I think it would involve having a initial install/run with an intermediate instruction to edit specific files.  I wonder if there would be a way to open up file editing to the unraid gui - it would have to cover PIA and Transmission configs.

 

Is there any good documentation on building templates?

[smdion]

I don't understand the templating, but I get the feeling that this could be templated - at least partially.

 

I think it would involve having a initial install/run with an intermediate instruction to edit specific files.  I wonder if there would be a way to open up file editing to the unraid gui - it would have to cover PIA and Transmission configs.

 

Is there any good documentation on building templates?

 

I can see if there is a way to have needed files be exposed on the host and editable...  I don't have a PIA account and don't use torrents so would need some people to test for me

 

As far as documentation... I learned by looking thru needo's GITHUB and dockerfiles... haha

[Berg]

Quick question: Does this approach allow multiple dockerized apps to use the VPN connection?

 

I was going to create the VPN tunnel on my router but this might be better by transferring the load to the server instead.

[Camm]

I know some will deride this, but one of my favourite packers (who uses arch as a base) just released this in the last few days.

 

https://registry.hub.docker.com/u/binhex/arch-delugevpn/

 

Haven't had a chance to have a look yet, but could be interesting. Considering he packages very well, could be a nice solution.

[CHBMB]

I know some will deride this, but one of my favourite packers (who uses arch as a base) just released this in the last few days.

 

https://registry.hub.docker.com/u/binhex/arch-delugevpn/

 

Haven't had a chance to have a look yet, but could be interesting.
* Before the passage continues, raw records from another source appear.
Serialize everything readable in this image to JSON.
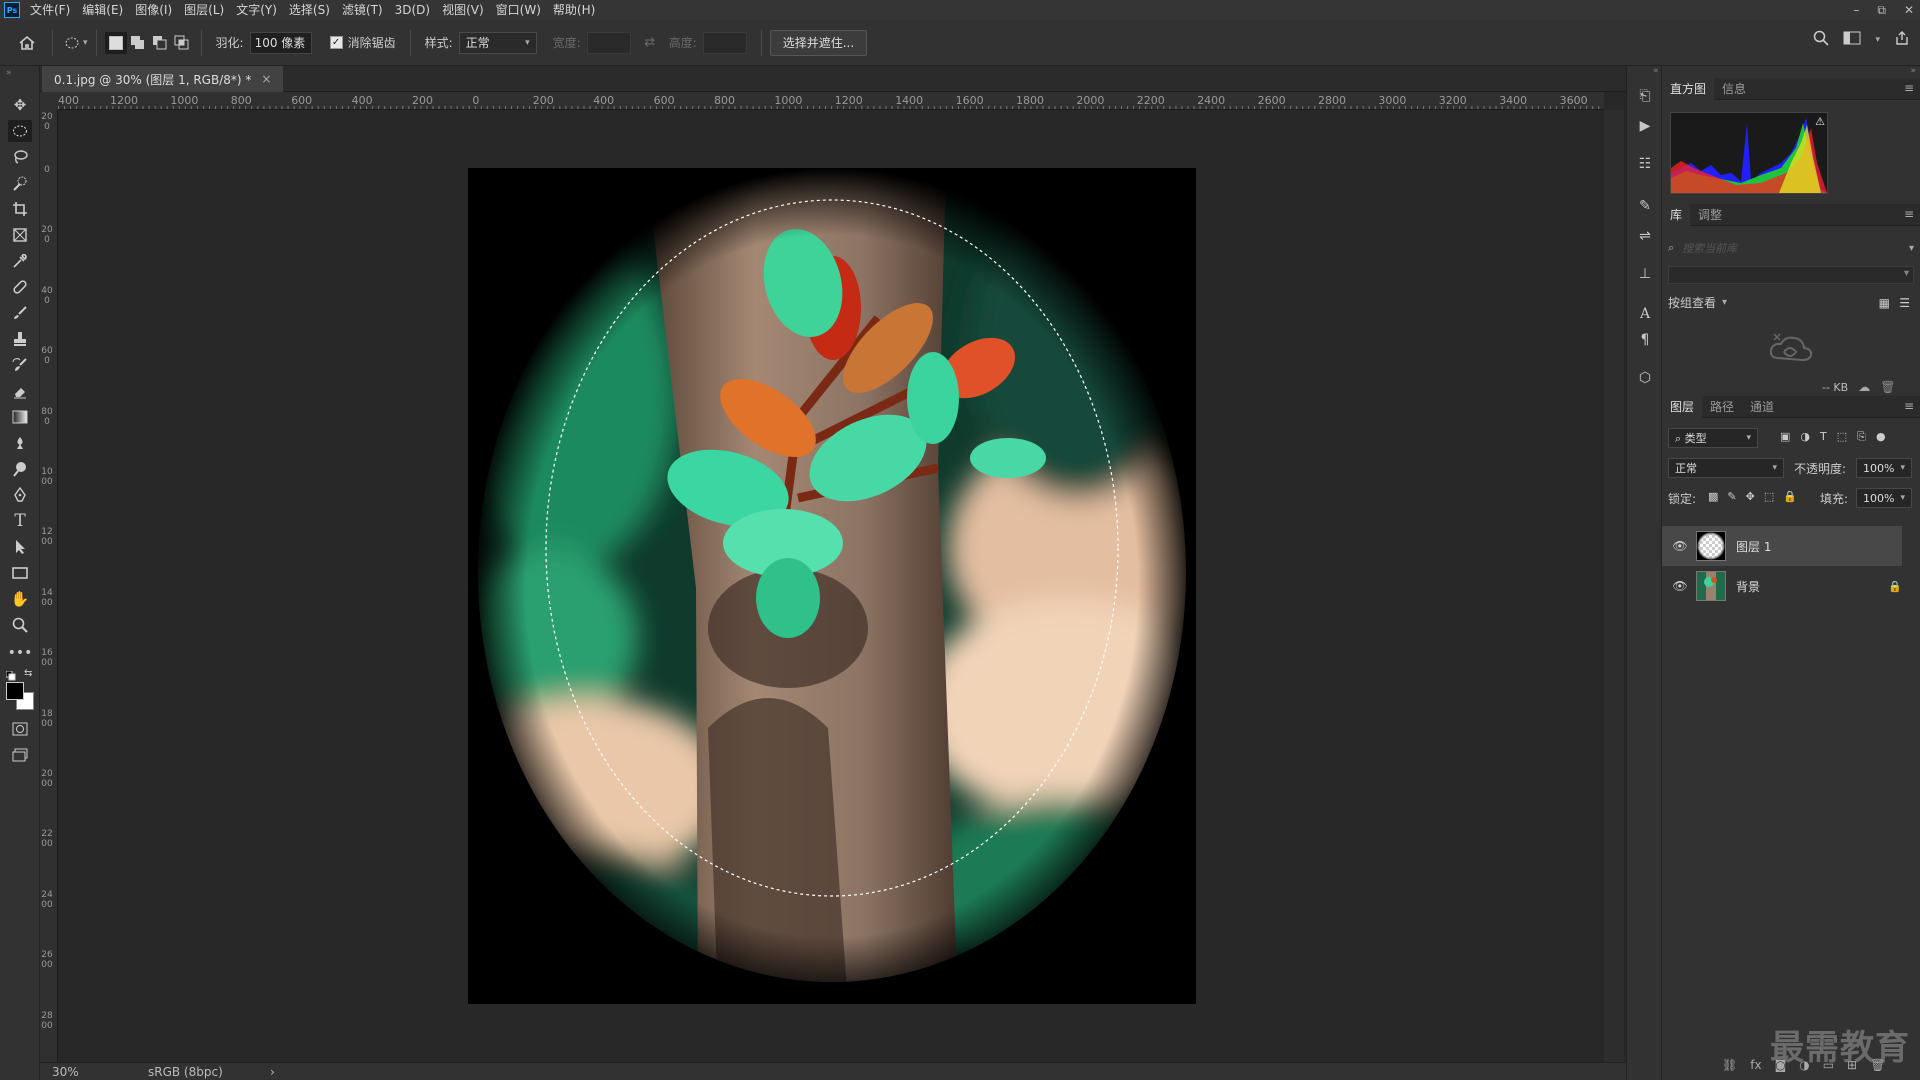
{
  "app": {
    "logo": "Ps",
    "document_tab": "0.1.jpg @ 30% (图层 1, RGB/8*) *",
    "tab_close": "×"
  },
  "menu": [
    "文件(F)",
    "编辑(E)",
    "图像(I)",
    "图层(L)",
    "文字(Y)",
    "选择(S)",
    "滤镜(T)",
    "3D(D)",
    "视图(V)",
    "窗口(W)",
    "帮助(H)"
  ],
  "window_controls": {
    "minimize": "–",
    "restore": "⧉",
    "close": "✕"
  },
  "options": {
    "feather_label": "羽化:",
    "feather_value": "100 像素",
    "antialias_label": "消除锯齿",
    "antialias_checked": "✓",
    "style_label": "样式:",
    "style_value": "正常",
    "width_label": "宽度:",
    "height_label": "高度:",
    "select_mask_button": "选择并遮住..."
  },
  "ruler": {
    "h_labels": [
      "400",
      "1200",
      "1000",
      "800",
      "600",
      "400",
      "200",
      "0",
      "200",
      "400",
      "600",
      "800",
      "1000",
      "1200",
      "1400",
      "1600",
      "1800",
      "2000",
      "2200",
      "2400",
      "2600",
      "2800",
      "3000",
      "3200",
      "3400",
      "3600"
    ],
    "v_labels": [
      "200",
      "0",
      "200",
      "400",
      "600",
      "800",
      "1000",
      "1200",
      "1400",
      "1600",
      "1800",
      "2000",
      "2200",
      "2400",
      "2600",
      "2800"
    ]
  },
  "status": {
    "zoom": "30%",
    "color_profile": "sRGB (8bpc)",
    "arrow": "›"
  },
  "histogram_panel": {
    "tabs": [
      "直方图",
      "信息"
    ],
    "warning": "⚠"
  },
  "library_panel": {
    "tabs": [
      "库",
      "调整"
    ],
    "search_placeholder": "搜索当前库",
    "view_label": "按组查看",
    "size": "-- KB"
  },
  "layers_panel": {
    "tabs": [
      "图层",
      "路径",
      "通道"
    ],
    "filter_label": "类型",
    "blend_mode": "正常",
    "opacity_label": "不透明度:",
    "opacity_value": "100%",
    "lock_label": "锁定:",
    "fill_label": "填充:",
    "fill_value": "100%",
    "layers": [
      {
        "name": "图层 1",
        "selected": true
      },
      {
        "name": "背景",
        "locked": true
      }
    ]
  },
  "watermark": "最需教育",
  "colors": {
    "panel_bg": "#323232",
    "canvas_bg": "#282828",
    "selected_layer": "#484848"
  }
}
Considering he packages very well, could be a nice solution.

 

I quite like deluge, I might give it a go, only rarely use torrents though.

 

Thanks for this and to the OP for transmission, good to have options.

 

[johannvonperfect]

I know some will deride this, but one of my favourite packers (who uses arch as a base) just released this in the last few days.

 

https://registry.hub.docker.com/u/binhex/arch-delugevpn/

 

Haven't had a chance to have a look yet, but could be interesting. Considering he packages very well, could be a nice solution.

 

It looks like binhex deleted the container you saw some time today.

 

Count me among those interested in this container. It would be a great way to safely isolate Transmission form the rest of the system.